The inspection focused on four areas, namely registering an asylum claim, the decision making process, decision quality and progress of implementing recommendation from previous inspections.
The report also mentions about the Next Generation Casework Project:
“During 2016-17, AIC senior managers had recognised the need for remedial action to reduce the size of the ‘Initial Decision WiP’, and a plan (the Next Generation Casework project) was developed to recruit 140 new DMs for a period of 12 months to concentrate on the non-straightforward claims. The project was also intended to develop and test new ways of working.”
The report states that if this project succeeds it will dramatically improve the Home Office’s effectiveness and handling of asylum claims.
The Home Office struggles to keep on top of the applications it receives according to the independent Chief Inspector.
There was an increase in the number of claims awaiting a decision increased in the year ending 31 March 2017. However the number of claims made was lower by 5981 (19.7 %), than had been recorded previously.

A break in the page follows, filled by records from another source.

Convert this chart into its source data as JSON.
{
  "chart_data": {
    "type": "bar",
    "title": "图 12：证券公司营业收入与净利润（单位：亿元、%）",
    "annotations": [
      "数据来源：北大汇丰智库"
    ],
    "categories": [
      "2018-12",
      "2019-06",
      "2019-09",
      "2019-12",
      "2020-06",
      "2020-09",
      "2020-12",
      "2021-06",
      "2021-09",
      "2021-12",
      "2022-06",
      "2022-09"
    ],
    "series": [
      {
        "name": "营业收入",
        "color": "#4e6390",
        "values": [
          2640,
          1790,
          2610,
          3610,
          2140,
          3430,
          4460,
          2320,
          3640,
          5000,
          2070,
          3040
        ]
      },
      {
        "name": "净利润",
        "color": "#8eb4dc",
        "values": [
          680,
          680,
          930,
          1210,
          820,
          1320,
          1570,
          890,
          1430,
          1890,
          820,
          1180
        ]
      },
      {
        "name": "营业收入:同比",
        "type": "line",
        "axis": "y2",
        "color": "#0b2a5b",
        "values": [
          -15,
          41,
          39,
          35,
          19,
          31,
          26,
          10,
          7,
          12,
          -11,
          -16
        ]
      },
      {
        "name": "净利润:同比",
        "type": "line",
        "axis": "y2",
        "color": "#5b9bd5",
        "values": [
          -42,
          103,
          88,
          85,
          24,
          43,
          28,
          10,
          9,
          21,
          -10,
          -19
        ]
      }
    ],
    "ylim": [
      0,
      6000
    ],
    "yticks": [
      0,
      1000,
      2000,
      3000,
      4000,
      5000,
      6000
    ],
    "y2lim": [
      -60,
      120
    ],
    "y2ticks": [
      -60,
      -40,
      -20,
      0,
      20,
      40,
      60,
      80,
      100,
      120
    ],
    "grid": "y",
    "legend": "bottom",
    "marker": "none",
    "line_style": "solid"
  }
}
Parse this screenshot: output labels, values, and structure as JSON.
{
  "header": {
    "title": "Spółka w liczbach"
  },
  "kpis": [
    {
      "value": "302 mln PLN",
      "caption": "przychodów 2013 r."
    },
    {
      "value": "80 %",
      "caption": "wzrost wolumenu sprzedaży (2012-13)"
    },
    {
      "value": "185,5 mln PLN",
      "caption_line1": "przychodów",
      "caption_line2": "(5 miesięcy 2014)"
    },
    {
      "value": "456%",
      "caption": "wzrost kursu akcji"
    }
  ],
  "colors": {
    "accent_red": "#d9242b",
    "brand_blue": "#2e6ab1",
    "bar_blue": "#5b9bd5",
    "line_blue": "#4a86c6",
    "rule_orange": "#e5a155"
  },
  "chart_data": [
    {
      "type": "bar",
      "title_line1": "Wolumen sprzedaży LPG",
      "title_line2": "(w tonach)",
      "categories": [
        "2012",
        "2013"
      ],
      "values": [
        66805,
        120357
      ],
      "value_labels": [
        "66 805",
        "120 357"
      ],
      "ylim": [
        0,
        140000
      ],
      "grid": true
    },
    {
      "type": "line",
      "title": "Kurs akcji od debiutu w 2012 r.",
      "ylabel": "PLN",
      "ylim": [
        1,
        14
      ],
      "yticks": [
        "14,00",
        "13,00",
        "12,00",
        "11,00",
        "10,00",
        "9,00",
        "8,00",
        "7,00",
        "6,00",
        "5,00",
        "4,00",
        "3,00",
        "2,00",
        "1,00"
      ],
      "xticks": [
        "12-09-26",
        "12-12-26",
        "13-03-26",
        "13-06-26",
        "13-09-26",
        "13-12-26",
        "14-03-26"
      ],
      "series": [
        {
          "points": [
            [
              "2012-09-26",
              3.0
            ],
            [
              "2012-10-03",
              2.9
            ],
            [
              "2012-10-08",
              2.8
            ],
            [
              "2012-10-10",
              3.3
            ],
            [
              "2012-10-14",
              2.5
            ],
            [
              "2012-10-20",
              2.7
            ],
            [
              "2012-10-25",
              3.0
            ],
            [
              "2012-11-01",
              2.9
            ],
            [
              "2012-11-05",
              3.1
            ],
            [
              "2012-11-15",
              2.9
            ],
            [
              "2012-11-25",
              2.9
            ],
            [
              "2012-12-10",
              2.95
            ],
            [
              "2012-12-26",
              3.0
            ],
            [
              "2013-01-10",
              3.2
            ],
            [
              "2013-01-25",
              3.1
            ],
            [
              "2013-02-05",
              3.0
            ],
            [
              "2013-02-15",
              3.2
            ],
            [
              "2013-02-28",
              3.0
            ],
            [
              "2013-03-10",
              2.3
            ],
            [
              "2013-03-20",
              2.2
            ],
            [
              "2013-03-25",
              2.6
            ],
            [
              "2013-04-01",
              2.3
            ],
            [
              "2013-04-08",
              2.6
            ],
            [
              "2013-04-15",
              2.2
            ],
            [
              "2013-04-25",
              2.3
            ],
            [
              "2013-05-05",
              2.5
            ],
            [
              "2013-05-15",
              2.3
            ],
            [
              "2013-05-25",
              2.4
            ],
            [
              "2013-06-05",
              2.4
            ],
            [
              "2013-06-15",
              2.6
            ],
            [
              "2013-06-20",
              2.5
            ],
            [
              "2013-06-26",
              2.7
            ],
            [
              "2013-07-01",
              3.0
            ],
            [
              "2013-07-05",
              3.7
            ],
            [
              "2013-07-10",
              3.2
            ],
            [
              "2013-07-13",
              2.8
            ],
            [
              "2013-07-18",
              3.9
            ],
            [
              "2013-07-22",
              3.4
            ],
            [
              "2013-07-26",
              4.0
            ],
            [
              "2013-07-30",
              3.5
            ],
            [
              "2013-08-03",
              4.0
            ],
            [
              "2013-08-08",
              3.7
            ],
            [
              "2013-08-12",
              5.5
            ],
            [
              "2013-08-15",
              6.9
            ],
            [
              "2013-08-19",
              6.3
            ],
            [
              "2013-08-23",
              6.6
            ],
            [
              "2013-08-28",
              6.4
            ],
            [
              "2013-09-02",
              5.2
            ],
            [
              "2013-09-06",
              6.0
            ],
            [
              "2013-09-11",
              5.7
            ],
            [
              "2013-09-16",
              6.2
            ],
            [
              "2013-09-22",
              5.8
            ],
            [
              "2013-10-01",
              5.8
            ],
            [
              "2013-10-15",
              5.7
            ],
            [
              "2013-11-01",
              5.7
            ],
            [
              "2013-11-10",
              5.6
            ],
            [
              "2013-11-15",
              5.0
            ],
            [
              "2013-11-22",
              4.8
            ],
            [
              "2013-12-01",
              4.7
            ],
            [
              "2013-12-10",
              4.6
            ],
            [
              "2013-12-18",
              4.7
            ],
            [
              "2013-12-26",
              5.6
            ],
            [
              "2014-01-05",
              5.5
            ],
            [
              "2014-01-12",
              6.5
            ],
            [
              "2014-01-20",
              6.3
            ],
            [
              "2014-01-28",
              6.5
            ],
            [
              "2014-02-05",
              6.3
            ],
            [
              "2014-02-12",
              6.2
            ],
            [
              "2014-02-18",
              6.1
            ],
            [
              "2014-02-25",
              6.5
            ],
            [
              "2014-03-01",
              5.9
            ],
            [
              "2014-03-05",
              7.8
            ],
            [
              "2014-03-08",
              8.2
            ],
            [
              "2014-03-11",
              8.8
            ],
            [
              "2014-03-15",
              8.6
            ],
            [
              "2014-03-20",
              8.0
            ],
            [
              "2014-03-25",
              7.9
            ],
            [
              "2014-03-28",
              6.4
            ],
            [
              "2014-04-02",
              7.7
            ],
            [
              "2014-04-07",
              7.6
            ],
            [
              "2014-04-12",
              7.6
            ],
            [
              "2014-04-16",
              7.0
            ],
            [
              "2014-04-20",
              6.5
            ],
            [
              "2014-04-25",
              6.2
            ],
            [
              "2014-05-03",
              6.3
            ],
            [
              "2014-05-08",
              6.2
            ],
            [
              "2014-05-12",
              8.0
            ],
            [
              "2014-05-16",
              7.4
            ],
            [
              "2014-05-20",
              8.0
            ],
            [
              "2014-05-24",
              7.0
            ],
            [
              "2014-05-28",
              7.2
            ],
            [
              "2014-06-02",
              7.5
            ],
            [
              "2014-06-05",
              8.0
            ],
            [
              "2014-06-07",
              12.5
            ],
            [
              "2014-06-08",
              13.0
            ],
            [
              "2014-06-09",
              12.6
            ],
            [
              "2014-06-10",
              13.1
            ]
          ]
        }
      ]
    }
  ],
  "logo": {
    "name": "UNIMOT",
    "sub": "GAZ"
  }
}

The Home Office says that they plan to make improvements. However according to the Chief inspector these need to be accelerated otherwise it will add further problems to the existing situation.
Although the Home Office had hired more decision makers by March 2017, these decision makers did not feel adequately trained and had to rely on more experienced colleagues.
The Home Office’s own internal quality assurance process used in the 2016-2017, shows that 24% of the files assessed were below “satisfactory”. This seems to agree with the independent report as it appears that the Home Office is struggling.
The Independent Chief Inspector’s report, identified room for improvement in a third of the randomly selected cases and half of the selected cases had grammatical mistakes in them.
The report makes 7 recommendations, in order for the Home Office to improve their service.